Noland noted, and at peak periods “we might not be able to meet capacity
demands.”
And what about
those occasions when, owing to space considerations, a conductor bumps a
bicyclist--or at least his bike--from the return trip?
“It would be a pain to get the bike back,” Noland suggested.
“So people with
luggage are okay but people with bikes are not okay?” Repay pressed Noland.

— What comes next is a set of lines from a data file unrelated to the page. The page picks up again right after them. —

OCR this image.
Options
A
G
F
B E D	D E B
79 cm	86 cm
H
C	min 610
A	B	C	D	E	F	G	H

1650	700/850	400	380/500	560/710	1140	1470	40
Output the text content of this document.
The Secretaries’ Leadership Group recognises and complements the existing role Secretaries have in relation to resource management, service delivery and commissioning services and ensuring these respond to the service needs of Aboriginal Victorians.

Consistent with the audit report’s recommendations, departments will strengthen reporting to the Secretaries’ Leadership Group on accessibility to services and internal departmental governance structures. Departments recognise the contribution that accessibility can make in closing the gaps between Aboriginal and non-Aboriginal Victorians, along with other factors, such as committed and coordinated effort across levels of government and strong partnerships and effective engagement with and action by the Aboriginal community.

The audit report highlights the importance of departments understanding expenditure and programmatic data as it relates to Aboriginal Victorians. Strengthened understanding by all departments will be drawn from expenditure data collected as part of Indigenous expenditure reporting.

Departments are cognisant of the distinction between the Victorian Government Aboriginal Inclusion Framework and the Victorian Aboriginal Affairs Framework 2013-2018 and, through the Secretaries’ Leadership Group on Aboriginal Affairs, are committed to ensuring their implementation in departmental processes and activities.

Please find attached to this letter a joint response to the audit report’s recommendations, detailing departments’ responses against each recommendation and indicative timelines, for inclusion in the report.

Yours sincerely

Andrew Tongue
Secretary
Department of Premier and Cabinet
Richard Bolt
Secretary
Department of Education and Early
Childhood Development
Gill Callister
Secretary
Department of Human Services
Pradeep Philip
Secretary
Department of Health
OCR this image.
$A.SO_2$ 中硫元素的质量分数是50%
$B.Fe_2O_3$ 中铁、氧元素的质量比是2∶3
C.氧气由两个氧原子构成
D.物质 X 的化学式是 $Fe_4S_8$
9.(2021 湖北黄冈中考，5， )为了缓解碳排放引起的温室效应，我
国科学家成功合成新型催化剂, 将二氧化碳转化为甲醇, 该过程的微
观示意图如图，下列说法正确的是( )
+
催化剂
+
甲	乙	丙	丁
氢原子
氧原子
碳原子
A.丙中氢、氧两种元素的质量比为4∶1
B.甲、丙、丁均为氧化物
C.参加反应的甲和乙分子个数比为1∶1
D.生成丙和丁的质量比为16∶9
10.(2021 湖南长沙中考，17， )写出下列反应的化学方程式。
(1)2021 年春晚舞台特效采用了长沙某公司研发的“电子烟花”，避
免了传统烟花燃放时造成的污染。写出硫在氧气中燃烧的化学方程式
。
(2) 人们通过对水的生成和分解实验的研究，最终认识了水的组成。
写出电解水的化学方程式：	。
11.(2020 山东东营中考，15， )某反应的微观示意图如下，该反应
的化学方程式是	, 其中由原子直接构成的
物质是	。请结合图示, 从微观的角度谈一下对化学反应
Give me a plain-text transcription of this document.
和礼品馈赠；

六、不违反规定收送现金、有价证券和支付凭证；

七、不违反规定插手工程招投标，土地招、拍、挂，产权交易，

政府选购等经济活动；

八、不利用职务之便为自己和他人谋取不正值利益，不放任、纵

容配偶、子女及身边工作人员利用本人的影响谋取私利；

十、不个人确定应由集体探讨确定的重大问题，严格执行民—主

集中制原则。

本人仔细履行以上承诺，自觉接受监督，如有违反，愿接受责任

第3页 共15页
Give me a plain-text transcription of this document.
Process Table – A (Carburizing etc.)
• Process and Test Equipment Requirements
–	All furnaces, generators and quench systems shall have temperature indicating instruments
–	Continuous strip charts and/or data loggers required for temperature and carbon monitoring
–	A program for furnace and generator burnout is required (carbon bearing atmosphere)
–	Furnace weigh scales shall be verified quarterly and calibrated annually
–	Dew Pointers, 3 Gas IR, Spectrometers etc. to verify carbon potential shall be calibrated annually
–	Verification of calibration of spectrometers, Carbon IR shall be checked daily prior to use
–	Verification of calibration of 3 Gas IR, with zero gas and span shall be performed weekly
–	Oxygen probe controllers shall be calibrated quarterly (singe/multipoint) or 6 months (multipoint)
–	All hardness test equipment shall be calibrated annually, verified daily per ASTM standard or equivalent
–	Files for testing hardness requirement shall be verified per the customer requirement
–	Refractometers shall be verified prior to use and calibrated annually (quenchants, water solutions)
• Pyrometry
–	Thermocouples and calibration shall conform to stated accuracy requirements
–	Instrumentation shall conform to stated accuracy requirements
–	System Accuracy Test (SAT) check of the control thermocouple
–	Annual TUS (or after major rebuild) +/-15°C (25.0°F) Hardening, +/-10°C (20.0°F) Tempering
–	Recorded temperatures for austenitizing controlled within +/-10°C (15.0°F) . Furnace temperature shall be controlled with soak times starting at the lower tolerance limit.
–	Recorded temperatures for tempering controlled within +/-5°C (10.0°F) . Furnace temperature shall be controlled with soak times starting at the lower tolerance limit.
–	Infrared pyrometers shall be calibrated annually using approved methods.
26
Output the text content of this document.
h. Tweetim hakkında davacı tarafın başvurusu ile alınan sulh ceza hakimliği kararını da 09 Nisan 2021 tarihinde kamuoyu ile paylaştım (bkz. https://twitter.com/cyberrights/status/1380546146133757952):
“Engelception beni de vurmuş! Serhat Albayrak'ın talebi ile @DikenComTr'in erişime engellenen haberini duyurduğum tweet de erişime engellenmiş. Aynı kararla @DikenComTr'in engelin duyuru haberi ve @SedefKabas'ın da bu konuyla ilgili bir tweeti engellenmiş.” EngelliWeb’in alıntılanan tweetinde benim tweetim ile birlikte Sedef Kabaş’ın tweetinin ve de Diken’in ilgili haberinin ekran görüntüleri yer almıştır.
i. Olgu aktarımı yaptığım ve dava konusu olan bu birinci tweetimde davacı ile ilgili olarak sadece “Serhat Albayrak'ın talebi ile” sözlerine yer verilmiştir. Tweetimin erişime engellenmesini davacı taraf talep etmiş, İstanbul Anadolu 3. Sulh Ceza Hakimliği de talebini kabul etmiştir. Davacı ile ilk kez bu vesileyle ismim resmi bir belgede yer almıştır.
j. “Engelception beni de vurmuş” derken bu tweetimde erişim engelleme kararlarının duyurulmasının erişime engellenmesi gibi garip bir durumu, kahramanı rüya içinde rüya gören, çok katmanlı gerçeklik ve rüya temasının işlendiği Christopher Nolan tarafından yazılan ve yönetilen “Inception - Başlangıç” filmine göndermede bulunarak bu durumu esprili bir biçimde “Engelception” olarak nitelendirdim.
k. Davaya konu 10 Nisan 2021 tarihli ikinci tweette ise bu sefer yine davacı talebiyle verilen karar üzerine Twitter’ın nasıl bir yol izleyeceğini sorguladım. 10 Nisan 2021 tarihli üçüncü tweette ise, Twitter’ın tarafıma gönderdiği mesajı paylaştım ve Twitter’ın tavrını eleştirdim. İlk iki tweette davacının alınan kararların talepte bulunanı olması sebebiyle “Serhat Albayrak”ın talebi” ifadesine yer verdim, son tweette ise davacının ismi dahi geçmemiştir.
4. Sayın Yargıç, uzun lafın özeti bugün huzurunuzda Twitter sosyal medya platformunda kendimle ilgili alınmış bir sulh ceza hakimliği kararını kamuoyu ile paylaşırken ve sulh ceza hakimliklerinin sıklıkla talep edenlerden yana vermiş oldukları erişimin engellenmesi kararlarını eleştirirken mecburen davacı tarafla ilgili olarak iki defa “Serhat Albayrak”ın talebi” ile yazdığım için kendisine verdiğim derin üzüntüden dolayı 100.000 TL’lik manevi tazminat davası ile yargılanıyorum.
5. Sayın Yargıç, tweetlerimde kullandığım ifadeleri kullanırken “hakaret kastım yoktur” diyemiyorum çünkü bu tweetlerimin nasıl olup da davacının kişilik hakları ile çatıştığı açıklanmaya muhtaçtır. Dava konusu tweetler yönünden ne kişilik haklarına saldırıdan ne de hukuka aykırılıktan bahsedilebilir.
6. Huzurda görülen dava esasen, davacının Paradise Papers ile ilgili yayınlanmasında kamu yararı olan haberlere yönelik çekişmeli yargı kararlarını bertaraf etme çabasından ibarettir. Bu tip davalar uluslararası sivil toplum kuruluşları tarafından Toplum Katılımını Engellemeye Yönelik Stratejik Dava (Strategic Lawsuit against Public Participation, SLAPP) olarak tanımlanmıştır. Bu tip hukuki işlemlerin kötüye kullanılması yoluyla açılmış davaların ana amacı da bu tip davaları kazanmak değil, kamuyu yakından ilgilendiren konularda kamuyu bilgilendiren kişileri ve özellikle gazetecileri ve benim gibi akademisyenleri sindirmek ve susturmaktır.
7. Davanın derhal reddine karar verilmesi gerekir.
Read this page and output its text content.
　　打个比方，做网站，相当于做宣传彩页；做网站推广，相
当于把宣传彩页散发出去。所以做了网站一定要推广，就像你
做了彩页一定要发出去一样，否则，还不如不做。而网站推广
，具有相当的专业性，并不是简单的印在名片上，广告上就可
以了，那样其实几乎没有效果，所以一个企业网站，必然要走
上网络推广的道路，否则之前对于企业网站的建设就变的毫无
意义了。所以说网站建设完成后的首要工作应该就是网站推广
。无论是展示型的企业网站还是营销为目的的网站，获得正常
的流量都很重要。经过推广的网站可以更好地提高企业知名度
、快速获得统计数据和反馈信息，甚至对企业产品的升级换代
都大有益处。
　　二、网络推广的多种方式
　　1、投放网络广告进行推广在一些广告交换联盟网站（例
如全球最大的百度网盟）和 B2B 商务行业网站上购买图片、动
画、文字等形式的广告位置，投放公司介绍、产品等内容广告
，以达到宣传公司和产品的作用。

“Parents with two kids and those giant strollers are okay but people with
bikes aren’t?”
Porter County
Commissioner John Evans, R-North--and the board’s
chair--looked into the future at this point, peering over Noland’s
shoulder, and saw something he apparently didn’t much care for. “The train
crews already have a tough job,” Evans remarked. “Let’s not make them
referees.”
The discussion
ended there, unresolved.
The board’s next
step is to schedule a public open house on the Quandel recommendation,
probably in June. At some point after that, the consultants will prepare and
submit their final technical report.